L’azienda sanitaria competente ha specificato che si tratta di un 30enne e di una 46enne. I due hanno avvertito nei giorni precedenti vari sintomi sospetti, tra i quali l’innalzamento febbrile. Di seguito, si sono sottoposti a tamponi, che hanno dato per entrambi, purtroppo, esito positivo, attestando così l’ufficialità dei contagi.


Per i due nuovi pazienti è stato disposto con tempestività l’isolamento domiciliare. Le loro condizioni di salute sono stabili, non suscitano particolari preoccupazioni in quanto sono continuamente monitorati grazie alla sorveglianza attiva che gli è stata ordinata.

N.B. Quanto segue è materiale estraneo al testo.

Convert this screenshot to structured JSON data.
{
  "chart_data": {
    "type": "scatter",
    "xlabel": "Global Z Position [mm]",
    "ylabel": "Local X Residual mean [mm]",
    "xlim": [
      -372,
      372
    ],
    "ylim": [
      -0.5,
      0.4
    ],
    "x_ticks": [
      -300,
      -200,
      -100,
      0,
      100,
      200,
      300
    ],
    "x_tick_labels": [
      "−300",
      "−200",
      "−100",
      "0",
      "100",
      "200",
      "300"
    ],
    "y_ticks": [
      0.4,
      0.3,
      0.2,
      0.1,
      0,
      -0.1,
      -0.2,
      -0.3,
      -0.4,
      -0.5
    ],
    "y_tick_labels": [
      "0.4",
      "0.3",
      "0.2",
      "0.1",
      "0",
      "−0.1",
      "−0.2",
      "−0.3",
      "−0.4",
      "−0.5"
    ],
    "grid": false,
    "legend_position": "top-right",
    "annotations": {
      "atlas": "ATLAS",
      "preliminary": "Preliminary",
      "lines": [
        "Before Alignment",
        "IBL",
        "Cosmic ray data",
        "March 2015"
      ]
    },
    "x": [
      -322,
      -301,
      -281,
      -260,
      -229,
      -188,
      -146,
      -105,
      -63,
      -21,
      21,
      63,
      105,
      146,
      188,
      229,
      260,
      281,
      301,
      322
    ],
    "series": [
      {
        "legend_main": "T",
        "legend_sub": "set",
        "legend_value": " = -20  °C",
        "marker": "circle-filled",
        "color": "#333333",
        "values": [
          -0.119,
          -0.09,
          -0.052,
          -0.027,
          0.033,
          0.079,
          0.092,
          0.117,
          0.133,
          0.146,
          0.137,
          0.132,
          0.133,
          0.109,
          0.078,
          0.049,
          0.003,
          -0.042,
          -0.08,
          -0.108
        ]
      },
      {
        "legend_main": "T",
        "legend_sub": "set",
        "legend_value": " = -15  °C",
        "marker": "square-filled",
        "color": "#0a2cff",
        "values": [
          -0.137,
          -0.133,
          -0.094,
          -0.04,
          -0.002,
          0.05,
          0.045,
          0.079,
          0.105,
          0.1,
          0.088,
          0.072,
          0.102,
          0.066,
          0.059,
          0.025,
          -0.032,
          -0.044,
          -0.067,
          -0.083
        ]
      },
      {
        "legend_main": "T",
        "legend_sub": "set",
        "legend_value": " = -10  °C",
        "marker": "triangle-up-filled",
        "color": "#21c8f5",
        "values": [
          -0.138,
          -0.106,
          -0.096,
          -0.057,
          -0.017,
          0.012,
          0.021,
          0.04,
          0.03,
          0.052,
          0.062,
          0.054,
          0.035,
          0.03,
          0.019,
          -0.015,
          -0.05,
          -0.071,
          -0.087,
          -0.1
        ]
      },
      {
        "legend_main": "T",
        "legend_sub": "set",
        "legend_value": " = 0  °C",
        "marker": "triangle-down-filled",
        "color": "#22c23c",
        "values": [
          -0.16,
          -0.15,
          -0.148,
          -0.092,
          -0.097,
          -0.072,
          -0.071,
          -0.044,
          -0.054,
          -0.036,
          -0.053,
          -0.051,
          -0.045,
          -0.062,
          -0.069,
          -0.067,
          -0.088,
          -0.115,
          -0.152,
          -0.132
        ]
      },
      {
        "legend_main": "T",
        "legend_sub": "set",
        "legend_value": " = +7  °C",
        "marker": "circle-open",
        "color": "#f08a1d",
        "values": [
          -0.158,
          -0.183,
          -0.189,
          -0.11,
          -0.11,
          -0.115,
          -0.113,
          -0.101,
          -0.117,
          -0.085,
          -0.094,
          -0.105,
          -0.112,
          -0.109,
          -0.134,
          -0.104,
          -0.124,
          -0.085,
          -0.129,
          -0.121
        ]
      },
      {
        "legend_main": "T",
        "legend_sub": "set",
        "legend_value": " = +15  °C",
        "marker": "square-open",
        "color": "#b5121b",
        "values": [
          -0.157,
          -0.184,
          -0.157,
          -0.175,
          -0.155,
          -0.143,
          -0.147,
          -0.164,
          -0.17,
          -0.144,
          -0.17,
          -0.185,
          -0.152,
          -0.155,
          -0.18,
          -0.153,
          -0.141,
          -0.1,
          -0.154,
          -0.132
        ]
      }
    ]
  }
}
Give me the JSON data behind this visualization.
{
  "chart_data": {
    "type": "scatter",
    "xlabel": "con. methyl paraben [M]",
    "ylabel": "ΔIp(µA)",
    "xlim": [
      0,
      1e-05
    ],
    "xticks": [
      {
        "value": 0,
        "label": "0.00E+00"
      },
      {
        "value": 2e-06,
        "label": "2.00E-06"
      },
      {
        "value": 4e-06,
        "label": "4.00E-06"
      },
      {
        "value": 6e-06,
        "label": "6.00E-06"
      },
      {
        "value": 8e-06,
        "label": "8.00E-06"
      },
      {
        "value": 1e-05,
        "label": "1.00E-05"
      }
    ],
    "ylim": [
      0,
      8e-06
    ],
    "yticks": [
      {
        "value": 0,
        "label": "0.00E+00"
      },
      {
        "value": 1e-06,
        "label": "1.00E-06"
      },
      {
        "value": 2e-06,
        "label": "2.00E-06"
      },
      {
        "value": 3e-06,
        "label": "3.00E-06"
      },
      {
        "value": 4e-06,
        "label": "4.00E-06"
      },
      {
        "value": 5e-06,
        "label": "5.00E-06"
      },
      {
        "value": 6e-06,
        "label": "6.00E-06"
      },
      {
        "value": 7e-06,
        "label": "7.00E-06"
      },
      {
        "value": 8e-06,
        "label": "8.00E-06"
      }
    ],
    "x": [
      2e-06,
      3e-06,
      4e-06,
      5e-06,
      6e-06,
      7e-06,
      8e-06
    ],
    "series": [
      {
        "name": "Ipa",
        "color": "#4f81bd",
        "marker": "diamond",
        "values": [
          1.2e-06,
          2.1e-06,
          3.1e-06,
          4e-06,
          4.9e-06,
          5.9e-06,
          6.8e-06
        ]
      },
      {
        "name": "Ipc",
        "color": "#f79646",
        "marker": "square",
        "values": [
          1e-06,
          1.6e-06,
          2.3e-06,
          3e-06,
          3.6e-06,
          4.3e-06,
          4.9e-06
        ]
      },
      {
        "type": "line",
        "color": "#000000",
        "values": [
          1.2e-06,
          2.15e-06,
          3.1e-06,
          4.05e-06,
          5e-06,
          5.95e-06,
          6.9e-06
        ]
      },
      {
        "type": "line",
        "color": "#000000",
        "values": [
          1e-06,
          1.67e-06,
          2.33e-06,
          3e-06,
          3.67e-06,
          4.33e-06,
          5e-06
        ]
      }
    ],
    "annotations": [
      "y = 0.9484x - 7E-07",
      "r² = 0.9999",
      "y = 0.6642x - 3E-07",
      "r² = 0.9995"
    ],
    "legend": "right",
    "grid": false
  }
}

Dati alla mano, la situazione coronavirus nella città delle acque è diventata di giorno in giorno più preoccupante. Dopo la proclamazione della “Fase 2” dell’emergenza sanitaria ancora in corso, dei passi in avanti sono stati fatti: la città ha registrato in varie settimane un infievolirsi della circolazione del virus, tanto da raggiungere per due volte il traguardo di contagi zero. L’obiettivo è stato mantenuto tuttavia per pochi giorni in entrambi i casi e, a partire da agosto, la curva epidemiologica si è innalzata a ritmo galoppante, soprattutto a causa dei vari rientri dall’estero. “In questi ultimi 7 giorni si è registrato un altro notevole incremento”, ha aggiunto il sindaco Gaetano Cimmino.

Su un totale di 107 contagiati da inizio pandemia di cui 19 operatori sanitari, sono 54 i guariti, 5 purtroppo i deceduti e 48 i tuttora positivi. Sono stati attualmente posti in regime di quarantena, inoltre, 95 stabiesi.


“La situazione è delicata – ha dichiarato il primo cittadino Gaetano Cimmino – e non va minimamente sottovalutata. Proprio per questo motivo, continuo ad invocare maturità, senso di responsabilità e rispetto delle regole”. Il primo cittadino si è poi avviato alla conclusione con il suo consueto riepilogo delle regole anti-Covid: “Indossare la mascherina nei luoghi affollati è fondamentale per evitare che una singola leggerezza possa arrecare danni a centinaia di persone. Restiamo uniti per superare questo momento difficile e vincere questa sfida. Insieme ce la faremo”.